Why are we still watching shows with 300 or more episodes? Perhaps it’s the excitement that comes with a new storyline each week. “SVU” and “Grey’s” both work with a case-of-the-week structure. This means that, each week, audiences are introduced to what is essentially a new story, despite the recurring characters and relationships that are intertwined within an entire season or more. With these new stories, boredom isn’t an issue. One week, I’m watching to see if the doctors can get a teenage boy out of hardened concrete; the next I’m watching a woman get a 70-pound tumor removed. Fans can tune in each week to a new show -- something that isn’t repetitive, something that creates tension and excitement. This provides a huge opportunity for the creators of these shows to dive off into the deep end and take risks, and more opportunity for us, as an audience, to be genuinely interested. The doctors doing surgery while singing a The Fray song in the “Grey’s” musical episode is a prime example of their ability and willingness to take chances -- chances that just might make a show work for the long haul. But, because we need more than just good structure to keep us entertained in this day and age, these shows must be valuable in a more personal way.
Sitting down to watch a new episode of “SVU” excites me. That all-too-common authoritative voice echoes “in the criminally based justice system…”, the “Law and Order” logo flashes in the middle of the screen, and the famous sound of the gavel calling a court to order indicates the show is about to start. I eagerly anticipate what will happen next, what the case will be, and how Detective Olivia Benson (Mariska Hargitay) will save the day. When I first started watching the show, I longed to see the relationship between Benson and Stabler (Christopher Meloni) grow into something more. These days, I rejoice and often try to emulate Olivia’s independence and drive. That’s what we need and that’s what we get from these TV shows. We watch TV to be entertained for 30 minutes or an hour. We sit, we watch, we listen. Not much effort goes into doing it, but if you can really get something out of it, it’s magical.
“Law and Order: Special Victims Unit” and “Grey’s Anatomy” alike create this magic.
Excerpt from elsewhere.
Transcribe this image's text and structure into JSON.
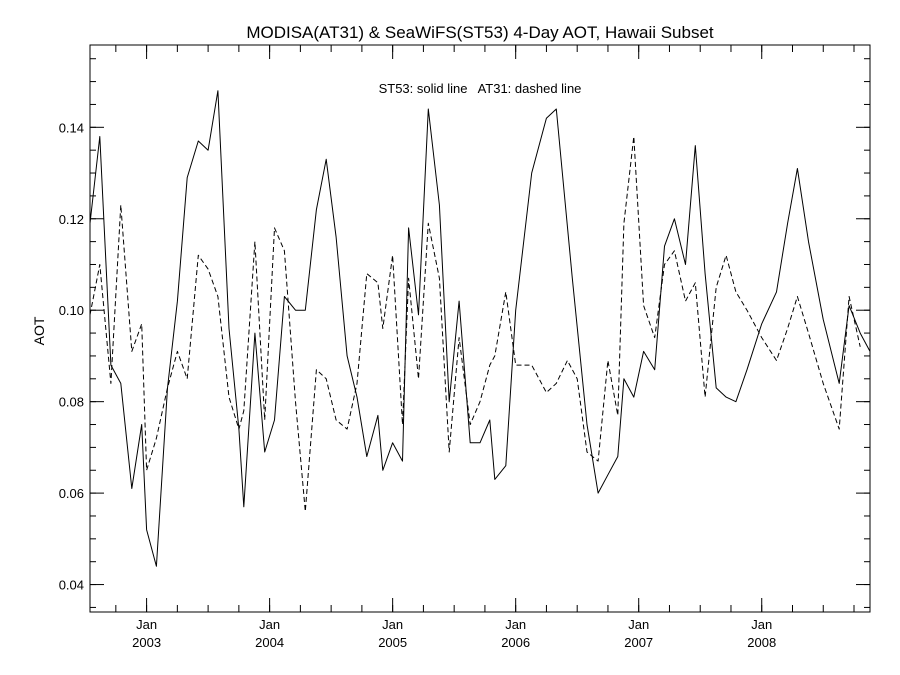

At first, you’re sitting there trying to figure out who committed the crime or if this week’s patient is going to make it out of surgery. Then, without you really noticing it, you look beyond the sometimes bizarre and outlandish circumstances portrayed on your TV screen and really focus on the characters, how they operate, how they manage friendships and relationships. You start to slowly put yourself in their shoes, slip into the character, and feel passionately about what they’re doing. Suddenly, you’re 11, 14, 17, 19 seasons in and you’re still hanging on to every second. As they grow and change (oh, how they’ve changed! R.I.P. McDreamy), so do we. That is so pivotal to the success of these incredibly long-lasting shows. They have something that can be grasped and characters so genuine that make us want to be more like them. If this type of ingenuity and realistic characters and relationships continue next season, these shows may never end, and that would be A-OK with me!